More than a plant guide, Lauren and Sophia give inspiring plant styling advice - choosing pots, making the most of your indoor greenery, plus advice on pet-friendly (as well as harmful) plants for your home.
Great Gifts for Gardeners
I got this little tin desk organizer for my potting shed, and I love it. It is perfect for gathering up all the small odds and ends that manage to find their way onto my workbench. This little organizer will save gardeners time from hunting for bits and bobs. I love the compact size, the patina of the tin, and the cute hardware and label holders.
- Product Dimensions: 10½"W x 5"D x 6"H
- Includes two label holders and a decorative handle.
Today’s Botanic Spark
1975 The naturalist Kenneth C. Brugger (“Brew-ger”) and his then-wife, Cathy Trail, discovered the first winter refuge of monarch butterflies in Mexico.

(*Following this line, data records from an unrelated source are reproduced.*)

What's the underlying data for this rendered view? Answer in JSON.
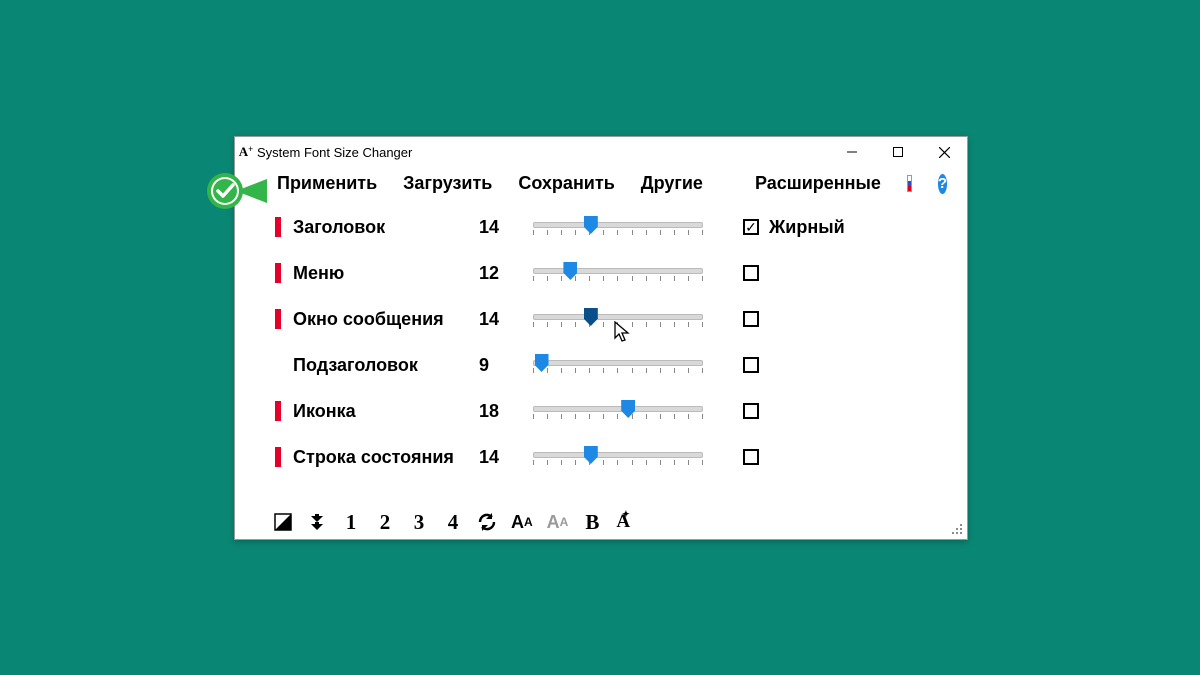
{
  "window": {
    "title": "System Font Size Changer"
  },
  "menu": {
    "apply": "Применить",
    "load": "Загрузить",
    "save": "Сохранить",
    "other": "Другие",
    "advanced": "Расширенные"
  },
  "bold_label": "Жирный",
  "rows": [
    {
      "label": "Заголовок",
      "value": "14",
      "pos": 34,
      "dirty": true,
      "bold": true,
      "active": false
    },
    {
      "label": "Меню",
      "value": "12",
      "pos": 22,
      "dirty": true,
      "bold": false,
      "active": false
    },
    {
      "label": "Окно сообщения",
      "value": "14",
      "pos": 34,
      "dirty": true,
      "bold": false,
      "active": true
    },
    {
      "label": "Подзаголовок",
      "value": "9",
      "pos": 5,
      "dirty": false,
      "bold": false,
      "active": false
    },
    {
      "label": "Иконка",
      "value": "18",
      "pos": 56,
      "dirty": true,
      "bold": false,
      "active": false
    },
    {
      "label": "Строка состояния",
      "value": "14",
      "pos": 34,
      "dirty": true,
      "bold": false,
      "active": false
    }
  ],
  "toolbar": {
    "presets": [
      "1",
      "2",
      "3",
      "4"
    ],
    "bold": "B",
    "aplus": "A"
  }
}
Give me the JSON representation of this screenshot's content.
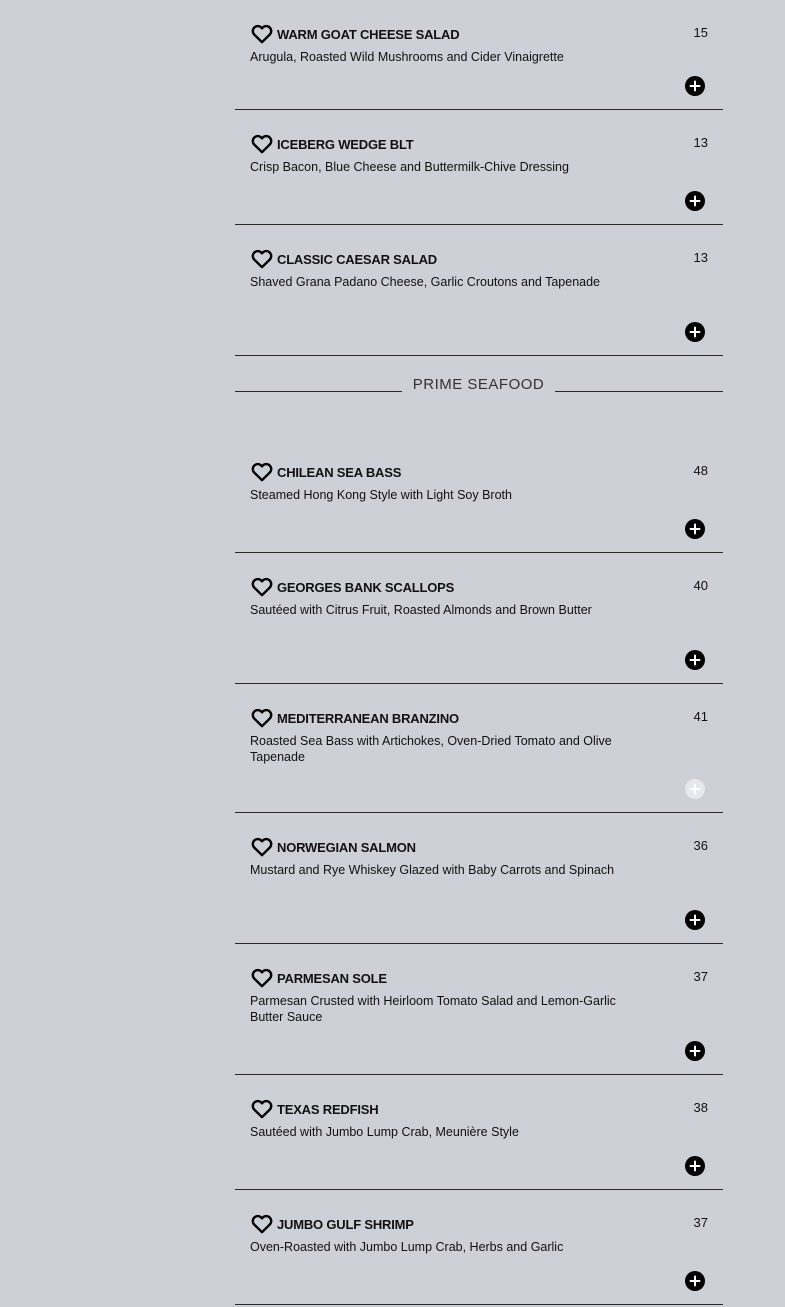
{
  "salads": [
    {
      "name": "WARM GOAT CHEESE SALAD",
      "price": "15",
      "description": "Arugula, Roasted Wild Mushrooms and Cider Vinaigrette",
      "add_enabled": true
    },
    {
      "name": "ICEBERG WEDGE BLT",
      "price": "13",
      "description": "Crisp Bacon, Blue Cheese and Buttermilk-Chive Dressing",
      "add_enabled": true
    },
    {
      "name": "CLASSIC CAESAR SALAD",
      "price": "13",
      "description": "Shaved Grana Padano Cheese, Garlic Croutons and Tapenade",
      "add_enabled": true
    }
  ],
  "seafood_section": {
    "title": "PRIME SEAFOOD"
  },
  "seafood": [
    {
      "name": "CHILEAN SEA BASS",
      "price": "48",
      "description": "Steamed Hong Kong Style with Light Soy Broth",
      "add_enabled": true
    },
    {
      "name": "GEORGES BANK SCALLOPS",
      "price": "40",
      "description": "Sautéed with Citrus Fruit, Roasted Almonds and Brown Butter",
      "add_enabled": true
    },
    {
      "name": "MEDITERRANEAN BRANZINO",
      "price": "41",
      "description": "Roasted Sea Bass with Artichokes, Oven-Dried Tomato and Olive Tapenade",
      "add_enabled": false
    },
    {
      "name": "NORWEGIAN SALMON",
      "price": "36",
      "description": "Mustard and Rye Whiskey Glazed with Baby Carrots and Spinach",
      "add_enabled": true
    },
    {
      "name": "PARMESAN SOLE",
      "price": "37",
      "description": "Parmesan Crusted with Heirloom Tomato Salad and Lemon-Garlic Butter Sauce",
      "add_enabled": true
    },
    {
      "name": "TEXAS REDFISH",
      "price": "38",
      "description": "Sautéed with Jumbo Lump Crab, Meunière Style",
      "add_enabled": true
    },
    {
      "name": "JUMBO GULF SHRIMP",
      "price": "37",
      "description": "Oven-Roasted with Jumbo Lump Crab, Herbs and Garlic",
      "add_enabled": true
    }
  ],
  "icons": {
    "favorite": "heart-outline-icon",
    "add": "plus-circle-icon"
  },
  "colors": {
    "background": "#cdd0d6",
    "add_enabled": "#000000",
    "add_disabled": "#e6e8eb"
  }
}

Kenneth had been born in Kenosha, Wisconsin, in 1918. After serving in World War II, Kenneth began working for Jockey International - the company known for making underwear.
Kenneth was mechanically inclined, and he ultimately became Jockeys Chief Engineer. Kenneth was credited with many of Jockey’s innovations. He even invented a machine that minimized shrinkage in the fabric of the underwear. It was called a compactor.

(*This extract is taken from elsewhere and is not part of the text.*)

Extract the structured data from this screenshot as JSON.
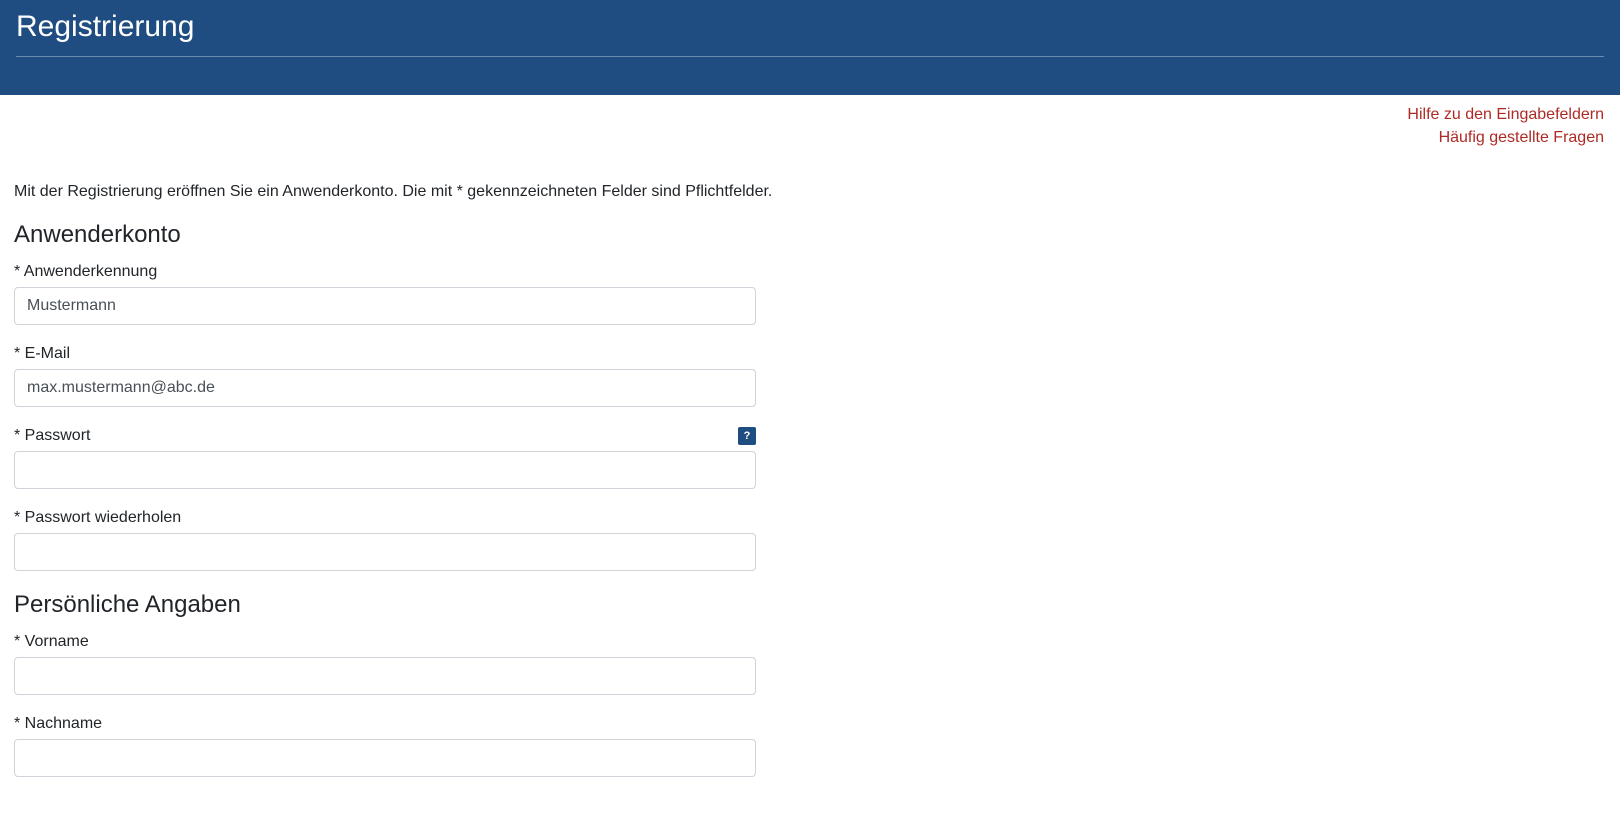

During the 1960s, Kenneth moved to Mexico. There, Kenneth met his future wife, Cathy.
In 1972, Kenneth read an advertisement that had been placed in a Mexico City newspaper by the Canadian zoologist husband-and-wife team of Fred and Norah Urquhart (“Irk-Heart”).
The Urquharts had followed the monarchs as far as Texas. Fred and Norah believed that the butterflies ended up settling somewhere in Mexico - but they needed help, which was the reason they placed their advertisement in search of citizens to help their research.
Luckily, Kenneth and Cathy answered the advertisement. Kenneth was an avid amateur naturalist, and Cathy was a native Mexican. She knew the country, understood the culture and the people, and she was fluent in Spanish. Together, Kenneth and Cathy ultimately became paid assistants of the Urquharts.
Finally, on this fateful day in 1975, Kenneth and Cathy completed the work began by Fred and Norah 38 years earlier when they discovered the winter home of the monarch butterfly in the mountains of Mexico.
Twenty months later, in August of 1976, Kenneth and Cathy’s discovery made the cover of National Geographic magazine. The image showed a picture of Cathy - covered in monarch butterflies. She was 26 years old.
In the years since the discovery, Kenneth and Cathy separated and then divorced. Cathy changed her name to Catalina and moved to Austin, Texas. She tells people, "I'm not a scientist… I'm a gardener that likes insects."
Kenneth died at the age of 80 in 1998.
Kenneth and Cathy’s quest was part of an IMAX movie called Flight of the Butterflies.
There is one touching fact worth mentioning about Kenneth’s personal story. His Wikipedia entry says that he couldn’t fully appreciate the beauty of witnessing the monarchs at their winter home; Kenneth was colorblind.